Casual Dining Group has orchestrated a debt-for-equity swap with its lenders in a bid to cut its weighty interest bill. Under the deal, worth an estimated £150m, KKR and Pemberton Asset Management will take shares in the company in exchange for writing off some debts.

Great Rail Journeys sold

Great Rail Journeys, which runs escorted railway holidays, is being sold by ECI to Duke Street in an estimated £100m deal.


Evening Standard to record £10m loss

The Evening Standard newspaper is set to record a loss of £10m for the year ending September 2017. The Standard’s loss - £9.98m - comes after a recorded profit of £2.2m in the previous year, representing a £12m swing into the red.

Brexit could see broadcaster exodus

The Mail on Sunday claims that over 6,000 British broadcasting jobs are at risk from Brexit, as broadcasters fear losing their ability to transmit their channels across the EU from the UK under 'country of origin' rules.


Government plans longer tenancies for renters

A minimum tenancy term of three years would be introduced under Government proposals to give people renting homes in England more security. Figures show 80% of tenants currently have contracts of six or 12 months and ministers say longer agreements would allow them to put down more roots. They add tenants would be able to leave earlier under the plans, as a six-month “break clause” would replace the traditional one or two-month notice period, while landlords would get more financial security, as longer tenancies would help them avoid costly periods searching for tenants.

Emoov bids for Countrywide merger

Online property firm Emoov is looking to merge with Countrywide, Britain’s biggest estate agent, which last week posted its second profit warning of the year. Emoov founder Russell Quirk said: “Countrywide is on its knees. They have to do something.” Countrywide has not responded to the proposals.

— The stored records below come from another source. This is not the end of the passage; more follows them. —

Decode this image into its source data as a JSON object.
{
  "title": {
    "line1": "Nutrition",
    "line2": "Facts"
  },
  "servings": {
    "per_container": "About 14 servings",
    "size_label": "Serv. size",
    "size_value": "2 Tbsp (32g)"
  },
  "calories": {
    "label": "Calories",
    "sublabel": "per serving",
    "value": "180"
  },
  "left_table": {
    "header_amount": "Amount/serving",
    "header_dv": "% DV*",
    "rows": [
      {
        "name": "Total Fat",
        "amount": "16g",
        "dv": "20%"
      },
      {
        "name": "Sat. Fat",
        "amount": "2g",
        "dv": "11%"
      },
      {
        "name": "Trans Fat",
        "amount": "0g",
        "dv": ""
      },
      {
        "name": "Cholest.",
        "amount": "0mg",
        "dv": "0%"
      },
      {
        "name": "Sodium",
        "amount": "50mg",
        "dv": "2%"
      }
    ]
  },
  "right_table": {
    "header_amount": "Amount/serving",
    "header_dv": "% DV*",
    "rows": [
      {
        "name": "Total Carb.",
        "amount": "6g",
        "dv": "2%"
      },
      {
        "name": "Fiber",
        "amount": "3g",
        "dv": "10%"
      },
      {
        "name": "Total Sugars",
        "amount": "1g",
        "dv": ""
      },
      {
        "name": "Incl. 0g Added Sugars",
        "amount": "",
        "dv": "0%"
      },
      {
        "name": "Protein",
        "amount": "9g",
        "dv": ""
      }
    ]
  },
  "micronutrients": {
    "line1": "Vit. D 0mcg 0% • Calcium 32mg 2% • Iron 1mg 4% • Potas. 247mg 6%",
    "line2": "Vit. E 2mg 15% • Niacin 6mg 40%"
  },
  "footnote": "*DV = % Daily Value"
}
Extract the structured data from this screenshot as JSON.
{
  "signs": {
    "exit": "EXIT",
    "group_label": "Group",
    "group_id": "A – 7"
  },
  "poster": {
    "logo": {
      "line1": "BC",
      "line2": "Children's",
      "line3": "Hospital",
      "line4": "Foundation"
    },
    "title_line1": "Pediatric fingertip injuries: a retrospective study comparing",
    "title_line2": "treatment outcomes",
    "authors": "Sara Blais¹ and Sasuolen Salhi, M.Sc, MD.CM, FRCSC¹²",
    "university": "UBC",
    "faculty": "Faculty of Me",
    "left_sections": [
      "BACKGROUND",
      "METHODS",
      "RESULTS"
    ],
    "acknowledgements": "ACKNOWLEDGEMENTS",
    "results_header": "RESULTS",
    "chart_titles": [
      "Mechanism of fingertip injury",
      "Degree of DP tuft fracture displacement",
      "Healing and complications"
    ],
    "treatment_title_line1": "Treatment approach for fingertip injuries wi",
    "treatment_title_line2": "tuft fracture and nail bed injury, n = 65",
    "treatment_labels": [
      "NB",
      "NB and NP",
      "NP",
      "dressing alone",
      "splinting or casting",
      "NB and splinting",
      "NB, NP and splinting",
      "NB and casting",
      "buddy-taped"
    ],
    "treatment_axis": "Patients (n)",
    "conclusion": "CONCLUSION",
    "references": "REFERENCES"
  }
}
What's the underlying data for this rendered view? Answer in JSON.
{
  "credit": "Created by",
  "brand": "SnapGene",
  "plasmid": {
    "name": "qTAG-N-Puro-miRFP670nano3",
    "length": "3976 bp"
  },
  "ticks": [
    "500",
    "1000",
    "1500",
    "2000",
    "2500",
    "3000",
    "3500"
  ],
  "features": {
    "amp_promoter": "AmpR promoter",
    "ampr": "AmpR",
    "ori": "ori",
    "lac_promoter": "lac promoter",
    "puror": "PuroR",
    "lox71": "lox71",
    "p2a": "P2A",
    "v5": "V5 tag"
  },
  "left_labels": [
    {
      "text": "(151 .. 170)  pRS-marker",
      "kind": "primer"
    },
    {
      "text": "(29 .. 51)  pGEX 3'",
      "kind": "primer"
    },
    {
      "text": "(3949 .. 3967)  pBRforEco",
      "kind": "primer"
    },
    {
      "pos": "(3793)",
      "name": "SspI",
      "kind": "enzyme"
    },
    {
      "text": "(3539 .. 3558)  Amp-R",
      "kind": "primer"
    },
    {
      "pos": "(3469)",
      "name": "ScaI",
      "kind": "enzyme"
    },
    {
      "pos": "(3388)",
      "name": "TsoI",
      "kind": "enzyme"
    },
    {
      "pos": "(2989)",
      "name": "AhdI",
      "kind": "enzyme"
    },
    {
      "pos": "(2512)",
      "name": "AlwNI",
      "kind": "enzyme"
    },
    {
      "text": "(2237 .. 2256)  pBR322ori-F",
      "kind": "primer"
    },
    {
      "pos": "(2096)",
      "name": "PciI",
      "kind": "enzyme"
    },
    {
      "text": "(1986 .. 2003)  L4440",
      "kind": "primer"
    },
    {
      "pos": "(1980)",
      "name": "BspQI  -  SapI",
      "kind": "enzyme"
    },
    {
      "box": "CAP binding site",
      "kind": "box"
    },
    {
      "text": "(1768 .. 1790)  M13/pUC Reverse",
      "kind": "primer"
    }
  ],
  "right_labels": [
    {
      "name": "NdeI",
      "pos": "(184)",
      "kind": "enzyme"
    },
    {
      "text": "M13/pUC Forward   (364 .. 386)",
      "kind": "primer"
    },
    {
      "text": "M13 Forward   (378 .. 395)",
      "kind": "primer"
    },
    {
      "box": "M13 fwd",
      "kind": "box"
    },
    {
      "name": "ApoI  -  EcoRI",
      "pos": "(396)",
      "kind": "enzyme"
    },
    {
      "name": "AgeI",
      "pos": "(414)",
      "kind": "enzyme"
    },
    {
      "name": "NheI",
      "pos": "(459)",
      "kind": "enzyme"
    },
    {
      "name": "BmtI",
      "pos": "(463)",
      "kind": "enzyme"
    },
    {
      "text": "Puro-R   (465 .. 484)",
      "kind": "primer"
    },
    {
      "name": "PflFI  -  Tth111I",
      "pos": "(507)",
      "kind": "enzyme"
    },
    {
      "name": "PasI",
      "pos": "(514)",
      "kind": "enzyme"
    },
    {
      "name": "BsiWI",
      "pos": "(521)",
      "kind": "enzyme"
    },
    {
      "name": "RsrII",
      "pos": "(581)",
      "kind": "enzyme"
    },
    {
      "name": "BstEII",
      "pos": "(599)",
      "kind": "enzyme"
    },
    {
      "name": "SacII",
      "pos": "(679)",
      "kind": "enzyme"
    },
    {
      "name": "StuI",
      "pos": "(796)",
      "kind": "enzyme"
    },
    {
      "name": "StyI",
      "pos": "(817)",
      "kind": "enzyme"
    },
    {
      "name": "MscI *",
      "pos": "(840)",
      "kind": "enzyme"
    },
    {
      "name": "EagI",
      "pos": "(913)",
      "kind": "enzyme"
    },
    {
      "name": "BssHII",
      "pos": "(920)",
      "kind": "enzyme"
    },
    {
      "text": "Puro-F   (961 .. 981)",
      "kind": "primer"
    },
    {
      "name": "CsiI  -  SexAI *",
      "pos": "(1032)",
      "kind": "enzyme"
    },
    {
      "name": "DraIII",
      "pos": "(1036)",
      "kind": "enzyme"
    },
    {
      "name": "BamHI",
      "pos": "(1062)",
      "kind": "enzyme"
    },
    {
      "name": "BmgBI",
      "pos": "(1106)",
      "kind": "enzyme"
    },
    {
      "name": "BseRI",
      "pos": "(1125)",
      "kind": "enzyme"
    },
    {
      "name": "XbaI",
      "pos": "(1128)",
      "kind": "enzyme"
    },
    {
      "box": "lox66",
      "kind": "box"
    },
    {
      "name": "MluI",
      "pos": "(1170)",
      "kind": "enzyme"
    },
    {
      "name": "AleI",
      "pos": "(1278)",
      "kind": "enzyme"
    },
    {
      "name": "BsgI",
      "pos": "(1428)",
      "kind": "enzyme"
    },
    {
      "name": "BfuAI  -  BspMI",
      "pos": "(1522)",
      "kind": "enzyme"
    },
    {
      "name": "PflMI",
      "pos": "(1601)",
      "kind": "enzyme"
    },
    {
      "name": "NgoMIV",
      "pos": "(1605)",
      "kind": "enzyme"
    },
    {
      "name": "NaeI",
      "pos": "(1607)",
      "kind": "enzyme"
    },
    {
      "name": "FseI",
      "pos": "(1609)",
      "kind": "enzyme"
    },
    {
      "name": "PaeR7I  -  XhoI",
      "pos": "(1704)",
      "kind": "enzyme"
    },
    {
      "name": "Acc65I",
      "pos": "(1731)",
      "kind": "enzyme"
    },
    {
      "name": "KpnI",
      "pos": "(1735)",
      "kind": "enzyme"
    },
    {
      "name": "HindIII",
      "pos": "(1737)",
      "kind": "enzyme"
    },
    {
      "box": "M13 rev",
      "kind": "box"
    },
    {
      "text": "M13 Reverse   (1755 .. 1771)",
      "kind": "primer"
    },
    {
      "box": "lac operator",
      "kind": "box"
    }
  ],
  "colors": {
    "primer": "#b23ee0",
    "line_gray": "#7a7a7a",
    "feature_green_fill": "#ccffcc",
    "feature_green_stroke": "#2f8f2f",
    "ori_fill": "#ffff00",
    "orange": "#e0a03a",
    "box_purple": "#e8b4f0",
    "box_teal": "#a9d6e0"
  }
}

Blackstone looks to offload Ideal World

Blackstone is set to sell off the Ideal World home shopping channel for less than half the price it paid for the business. The private equity firm has appointed advisers to find a buyer quickly for the channel's parent company Ideal Shopping Direct.


Q1 growth revised up

The UK's economic growth has been revised up for the first quarter of the year, from 0.1% to 0.2%. The ONS attributed the upgrade to “later construction data and significantly improved methods for measuring the sector”. Separate data from the ONS showed that the key services sector grew by 0.3% in April, the fastest monthly rate since last November. Household spending increased by 0.2% over the quarter and the household savings ratio fell from 4.5% to 4.1% - the third-lowest quarterly ratio since records began in 1963. Business investment shrank by 0.4% - worse than the previous estimate of a 0.2% contraction.

BoE’s Cunliffe warns of painful outlook

Bank of England deputy governor Sir Jon Cunliffe has warned that a cocktail of risks is stirring in the global economy that could be damaging for Brexit Britain. Escalating trade wars, strains in emerging markets and a rising possibility of a Chinese credit crisis could combine into a “painful” experience for the British economy, he told the Sunday Times.